In 2004, I was forcefully ejected from a place of business. I believe that this was the first, and only, time I have experienced such a thing.
I had been asked by my convenience store customer to visit a beer distributor as a representative from his company, to tell the distributor about our plans to begin ordering the products we needed through a process of carefully analyzing sales, thereby ordering only what we felt we could sell between delivery cycles.
What the distributor heard was:
Presales people would no longer be required to come to the stores and look for places to warehouse the supplier’s mistakes
No, of course I didn’t put it like that, but understandably I had irritated a nerve, and that is the way he chose to perceive it as he proceeded to show me the door. He then called my customer and told him that I was never to reenter his establishment for any reason whatsoever.
I can’t say I was totally surprised, because I had sensed the practice of employing pre-salespeople had evolved from its beginnings of being a service to assists the retailers, into a carte blanche invitation to use the customers’ stores for warehouses, in order to over report the distributors’ quarterly financial statements.
Needless to say, I quickly developed a strong dislike for all distributors, and considered going on a crusade to expose their dictatorial habits to the entire industry. But a strange thing happened along the way. I cultivated a strong empathy for distributors, and I’ll tell you why.
It is not the distributor’s fault
Looking back to the late 70s, when I began writing software for the industry, most of my customers owned gasoline stations, or had customers that owned gasoline stations and convenience stores. In fact, large convenience store companies were not that common in those days. There were a few large companies like 7-Eleven and Circle K, and some lesser sized regionals, but the spurt in the industry started when wholesale fuel distributors, seeing the success of companies like the Southland Corp., decided to seek out additional outlets for their gasoline and diesel sales.
When Shell Oil started selling oil to Walmart in the early 80s, wholesale fuel distributors fell upon hard times, and many were desperate to stop the bleeding in their financial statements. The wholesale oil and fuel industry began going through a process of consolidation. Most of my fuel oil customers from the 80s have either died or gone for other reasons. The ones that are left are considered convenience store owners today.
Clueless about retail
Knowing little to nothing about the retail industry, those fuel and oil wholesalers approached grocery distributors for help.
“Hey, we don’t know anything about the grocery business,” they admitted. “Can you help us?”
Reluctantly, the distributors agreed to provide a means of assisting these new retailers in stocking their stores, and to keep them stocked.

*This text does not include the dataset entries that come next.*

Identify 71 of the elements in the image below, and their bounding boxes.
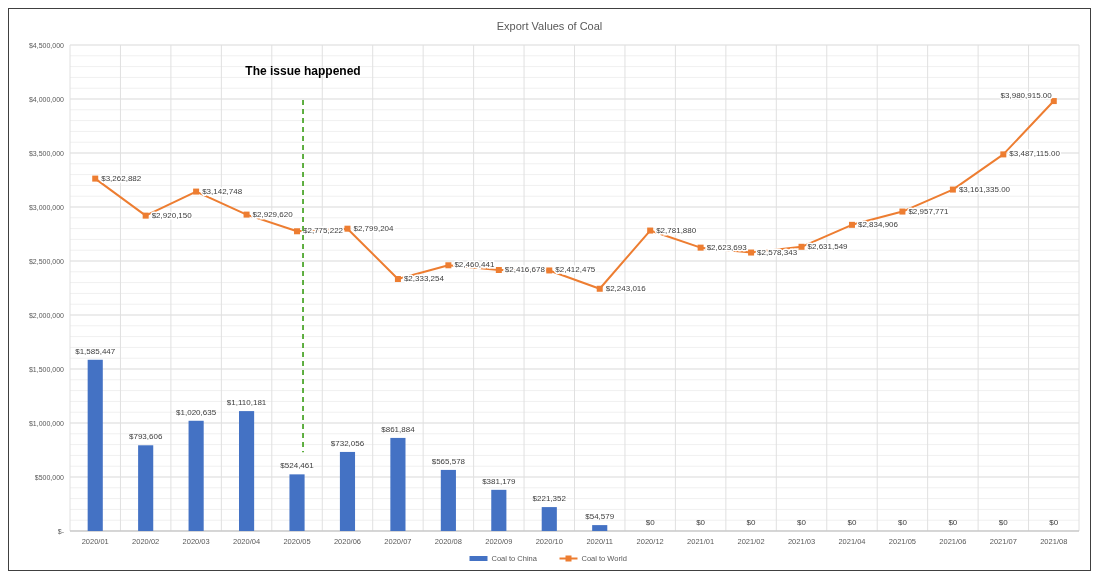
data-label: $1,110,181 [226,398,267,408]
data-label: $0 [746,518,757,527]
point [142,212,149,219]
point [1050,98,1057,105]
data-label: $2,631,549 [807,241,849,251]
data-label: $3,142,748 [202,186,243,196]
data-label: $3,980,915.00 [1000,91,1053,101]
bar [339,451,356,531]
point [848,221,855,228]
data-label: $54,579 [585,512,615,522]
bar [239,411,255,531]
point [899,208,906,215]
ref-line-label: The issue happened [245,64,361,78]
bar [440,469,456,531]
point [798,243,805,250]
data-label: $1,585,447 [75,346,116,356]
data-label: $381,179 [482,476,517,486]
data-label: $0 [897,518,908,527]
point [294,228,301,235]
data-label: $3,487,115.00 [1009,149,1061,159]
point [495,267,502,273]
point [1000,151,1007,158]
data-label: $0 [948,518,958,527]
data-label: $0 [797,518,807,527]
data-label: $2,781,880 [656,225,697,235]
data-label: $524,461 [280,461,315,471]
data-label: $2,957,771 [908,206,950,216]
point [748,249,755,256]
data-label: $861,884 [381,424,416,434]
point [344,225,351,232]
data-label: $2,929,620 [252,209,294,219]
point [445,262,452,269]
point [243,211,250,218]
data-label: $0 [645,518,656,527]
chart-title: Export Values of Coal [496,20,603,32]
point [193,188,200,195]
data-label: $0 [1049,518,1059,527]
data-label: $2,578,343 [757,247,798,257]
bar [541,507,557,531]
data-label: $0 [696,518,706,527]
data-label: $2,834,906 [857,219,899,229]
data-label: $2,799,204 [353,223,395,233]
bar [390,437,406,531]
bar [592,525,608,531]
bar [289,474,305,531]
point [394,276,401,283]
data-label: $3,161,335.00 [958,184,1011,194]
data-label: $2,412,475 [555,265,596,275]
point [949,186,956,193]
data-label: $0 [847,518,857,527]
data-label: $2,460,441 [454,260,495,270]
bar [188,420,204,531]
bar [491,489,507,531]
data-label: $1,020,635 [176,407,217,417]
data-label: $2,920,150 [151,210,193,220]
data-label: $2,333,254 [403,274,445,284]
bar [87,359,103,531]
data-label: $0 [998,518,1009,527]
data-label: $221,352 [532,494,567,504]
data-label: $2,243,016 [605,283,647,293]
point [697,244,704,251]
data-label: $565,578 [431,456,466,466]
point [546,267,553,274]
point [92,175,99,182]
data-label: $2,623,693 [706,242,748,252]
point [647,227,654,234]
point [596,285,603,292]
data-label: $793,606 [128,432,163,442]
bar [138,445,154,531]
data-label: $732,056 [330,438,365,448]
data-label: $3,262,882 [101,173,142,183]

Having no way of knowing what their retailers were actually selling, most of them just resent the same items that were sent on the last delivery, and that’s why you will find 2-3 YEARS worth of some items decaying in convenience stores this very minute. Most convenience stores have twice the inventory needed to meet customer service levels, but the bulk of the industry is clueless as to how to solve the problem.

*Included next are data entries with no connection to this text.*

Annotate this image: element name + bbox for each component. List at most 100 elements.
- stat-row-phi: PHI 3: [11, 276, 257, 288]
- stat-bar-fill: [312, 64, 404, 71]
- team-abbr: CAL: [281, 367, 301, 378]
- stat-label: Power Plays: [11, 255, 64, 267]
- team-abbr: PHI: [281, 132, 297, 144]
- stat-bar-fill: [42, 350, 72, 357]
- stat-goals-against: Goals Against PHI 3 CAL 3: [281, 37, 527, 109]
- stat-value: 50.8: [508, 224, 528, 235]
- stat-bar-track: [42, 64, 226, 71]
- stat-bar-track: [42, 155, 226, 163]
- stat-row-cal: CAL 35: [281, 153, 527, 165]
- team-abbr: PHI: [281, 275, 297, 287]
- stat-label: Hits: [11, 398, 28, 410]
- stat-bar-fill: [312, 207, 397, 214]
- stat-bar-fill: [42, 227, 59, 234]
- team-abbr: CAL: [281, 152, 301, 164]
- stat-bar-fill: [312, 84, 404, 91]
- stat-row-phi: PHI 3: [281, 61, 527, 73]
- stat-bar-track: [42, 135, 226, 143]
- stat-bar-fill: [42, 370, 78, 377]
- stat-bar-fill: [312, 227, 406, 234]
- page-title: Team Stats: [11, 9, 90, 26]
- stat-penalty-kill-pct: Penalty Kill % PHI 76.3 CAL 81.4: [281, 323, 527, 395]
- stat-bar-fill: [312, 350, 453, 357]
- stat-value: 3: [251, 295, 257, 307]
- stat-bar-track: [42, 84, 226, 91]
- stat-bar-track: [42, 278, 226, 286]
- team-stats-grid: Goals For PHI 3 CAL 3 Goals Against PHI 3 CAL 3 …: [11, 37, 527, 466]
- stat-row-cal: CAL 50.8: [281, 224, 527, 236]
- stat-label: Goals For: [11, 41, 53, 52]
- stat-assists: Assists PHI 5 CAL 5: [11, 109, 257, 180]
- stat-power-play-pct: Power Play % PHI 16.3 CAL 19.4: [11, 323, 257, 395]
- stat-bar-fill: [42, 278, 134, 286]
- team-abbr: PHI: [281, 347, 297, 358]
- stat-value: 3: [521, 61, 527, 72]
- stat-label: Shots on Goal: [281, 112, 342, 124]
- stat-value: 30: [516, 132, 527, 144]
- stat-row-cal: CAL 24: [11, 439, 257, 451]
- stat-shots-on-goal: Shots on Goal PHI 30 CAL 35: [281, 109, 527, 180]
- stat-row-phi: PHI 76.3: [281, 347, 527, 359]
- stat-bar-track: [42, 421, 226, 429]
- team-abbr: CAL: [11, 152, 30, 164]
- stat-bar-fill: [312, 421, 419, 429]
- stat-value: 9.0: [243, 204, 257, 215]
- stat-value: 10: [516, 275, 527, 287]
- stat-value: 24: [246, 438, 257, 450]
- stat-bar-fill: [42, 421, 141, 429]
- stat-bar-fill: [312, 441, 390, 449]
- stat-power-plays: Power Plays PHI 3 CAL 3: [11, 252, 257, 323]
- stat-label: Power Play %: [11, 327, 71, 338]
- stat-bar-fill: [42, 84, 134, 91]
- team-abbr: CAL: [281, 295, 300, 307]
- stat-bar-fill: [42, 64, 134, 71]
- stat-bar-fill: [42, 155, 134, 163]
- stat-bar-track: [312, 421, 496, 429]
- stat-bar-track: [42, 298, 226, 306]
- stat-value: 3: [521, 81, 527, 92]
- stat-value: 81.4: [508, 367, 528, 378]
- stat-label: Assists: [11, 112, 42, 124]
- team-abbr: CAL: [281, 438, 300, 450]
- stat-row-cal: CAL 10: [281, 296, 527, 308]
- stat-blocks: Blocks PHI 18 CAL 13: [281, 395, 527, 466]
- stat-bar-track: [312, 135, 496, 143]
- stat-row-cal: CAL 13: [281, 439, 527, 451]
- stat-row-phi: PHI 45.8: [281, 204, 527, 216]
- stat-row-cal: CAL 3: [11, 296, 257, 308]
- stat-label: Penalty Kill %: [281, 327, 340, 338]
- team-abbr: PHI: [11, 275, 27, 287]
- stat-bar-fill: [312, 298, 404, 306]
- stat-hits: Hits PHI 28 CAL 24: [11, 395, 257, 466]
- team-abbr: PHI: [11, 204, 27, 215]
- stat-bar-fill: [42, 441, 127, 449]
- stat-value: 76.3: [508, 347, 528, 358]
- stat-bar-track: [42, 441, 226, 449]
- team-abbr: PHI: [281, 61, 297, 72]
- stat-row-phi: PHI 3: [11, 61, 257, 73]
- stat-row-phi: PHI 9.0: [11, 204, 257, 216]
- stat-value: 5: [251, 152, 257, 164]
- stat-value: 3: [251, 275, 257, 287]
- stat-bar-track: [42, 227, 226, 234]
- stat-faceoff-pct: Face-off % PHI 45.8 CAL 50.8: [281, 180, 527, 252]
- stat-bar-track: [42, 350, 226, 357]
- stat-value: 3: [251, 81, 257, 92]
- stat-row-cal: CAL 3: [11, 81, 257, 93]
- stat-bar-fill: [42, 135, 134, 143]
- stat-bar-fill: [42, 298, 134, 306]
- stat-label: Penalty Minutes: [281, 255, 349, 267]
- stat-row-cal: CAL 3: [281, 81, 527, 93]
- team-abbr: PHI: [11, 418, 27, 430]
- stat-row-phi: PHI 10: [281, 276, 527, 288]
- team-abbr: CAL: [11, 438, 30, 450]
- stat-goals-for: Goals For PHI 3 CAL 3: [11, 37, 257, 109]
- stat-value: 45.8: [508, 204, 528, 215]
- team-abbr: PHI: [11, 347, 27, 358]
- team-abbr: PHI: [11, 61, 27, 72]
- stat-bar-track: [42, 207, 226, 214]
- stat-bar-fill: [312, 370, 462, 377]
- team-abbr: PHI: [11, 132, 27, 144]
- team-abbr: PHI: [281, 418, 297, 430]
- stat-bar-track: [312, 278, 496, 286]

What my experiences have taught me
There is one lesson I have learned during my 37 years as a provider of software and services to the convenience store industry. If you do something for someone more than once, they will continue to expect you to do the same thing until they have delegated their jobs away completely. Then the business is faced with having no one in the company who understands the process.
Through the process of evolution, these grocery suppliers were expected to provide more and more services than they agreed to at the onset, and the relationship between grocery distributors has all but collapsed into a finger-pointing situation.
Few convenience store companies have taken the initiative to manage their own inventory properly, and their distributors are incapable of providing the services really required to keep their retailers happy. Sixty-five percent of supplier invoices are in error, and each error cost as much as $400 to reconcile. One little disagreement can cause a retailer to swap grocery distributors, and result in the loss of millions of dollars a year in revenues for the distributor. Of course, the retailer rarely gains anything by changing, because the new supplier is going to overstate his capabilities to get the business, and the vicious cycle goes on forever.
Back to my story
Consequently in 2004, as the distributor was in the process of showing me the door, he pictured the loss of control he had somehow managed to acquire over the past three decades from being expected to do things he was incapable of doing well, and when I suggested he would no longer be required to perform that part of his services for his customer, he suffered a complete emotional meltdown, and decided to make his stand. The distributor felt abused, and the retailer began to see the faults in the distributor’s service, but both the distributor and the retailer were wrong in their assessment of things.
I learned a lot from that experience, but the most important thing I have learned is the resistance to change comes from the fear of losing control, and the resulting reaction can be both destructive and totally unpredictable.